Functional annotation of SNPs was carried out using the Combined Annotation Dependent Depletion (CADD) framework as implemented in CADD v1.2 (http://cadd.gs.washington.edu)19. CADD integrates functional and evolutionary importance from multiple annotation sources to generate a deleteriousness score for each genetic variant. Variants with Phred-like CADD score (−10*log10 [rank/total]) values ≥ 15 were considered deleterious19, and were assigned annotation of 1 and those with CADD score values < 15 were assigned annotation of 0. The assigned annotation values were used as inputs for GPA. Subsequent annotation tests assessed functional enrichment among SNPs associated only with birthweight, compared to SNPs associated with neither trait (estimated by q10/q00), among SNPs associated only with CMD, compared to SNPs associated with neither trait (q01/q00), and among SNPs associated with both birthweight and CMD, compared to SNPs associated with neither trait (q11/q00). As implemented in GPA18, an efficient EM algorithm estimated model parameters and the standard errors of the parameters were calculated from covariance matrix derived from the empirical observed information matrix. The likelihood ratio test was used to assess the significance of enrichment of the annotations. SNPs were sorted based on their local FDR from the smallest to the largest, and the direct posterior probability approach was used to control global FDR to determine associated SNPs18.

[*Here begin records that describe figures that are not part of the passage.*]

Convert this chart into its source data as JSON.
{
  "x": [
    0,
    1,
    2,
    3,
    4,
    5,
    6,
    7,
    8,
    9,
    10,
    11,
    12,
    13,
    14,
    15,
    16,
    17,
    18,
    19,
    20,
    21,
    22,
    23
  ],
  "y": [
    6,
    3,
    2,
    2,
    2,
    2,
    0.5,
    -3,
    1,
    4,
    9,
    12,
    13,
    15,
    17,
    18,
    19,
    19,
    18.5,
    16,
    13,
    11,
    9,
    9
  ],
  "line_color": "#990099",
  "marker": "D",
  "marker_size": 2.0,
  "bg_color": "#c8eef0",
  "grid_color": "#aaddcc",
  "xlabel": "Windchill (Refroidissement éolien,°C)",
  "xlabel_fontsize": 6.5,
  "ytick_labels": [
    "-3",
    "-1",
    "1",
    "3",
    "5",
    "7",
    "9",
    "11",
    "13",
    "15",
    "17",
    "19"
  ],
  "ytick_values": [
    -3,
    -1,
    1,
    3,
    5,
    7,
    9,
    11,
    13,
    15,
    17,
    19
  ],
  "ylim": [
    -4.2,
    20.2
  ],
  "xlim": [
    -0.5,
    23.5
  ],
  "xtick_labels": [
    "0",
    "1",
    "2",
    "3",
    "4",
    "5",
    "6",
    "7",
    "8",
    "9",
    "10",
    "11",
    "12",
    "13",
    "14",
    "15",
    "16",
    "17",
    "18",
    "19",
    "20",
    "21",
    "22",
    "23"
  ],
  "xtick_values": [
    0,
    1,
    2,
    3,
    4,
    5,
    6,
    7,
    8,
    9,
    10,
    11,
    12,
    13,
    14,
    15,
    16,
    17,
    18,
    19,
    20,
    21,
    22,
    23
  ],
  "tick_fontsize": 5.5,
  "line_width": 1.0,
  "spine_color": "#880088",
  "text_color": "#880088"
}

Functional follow-up of lead SNPs

Further functional genomic analyses of SNPs newly identified to be associated with birthweight and CMD was performed using the Genotype-Tissue Expression (GTEx v. 6)44 database for potential regulatory effect on gene expression level in different tissues. Possible regulatory effects of the lead SNPs were assessed by examining if the SNPs are within promotors, enhancers, DNAse, and transcription factor binding using the Haploreg tool (version 4.1)45.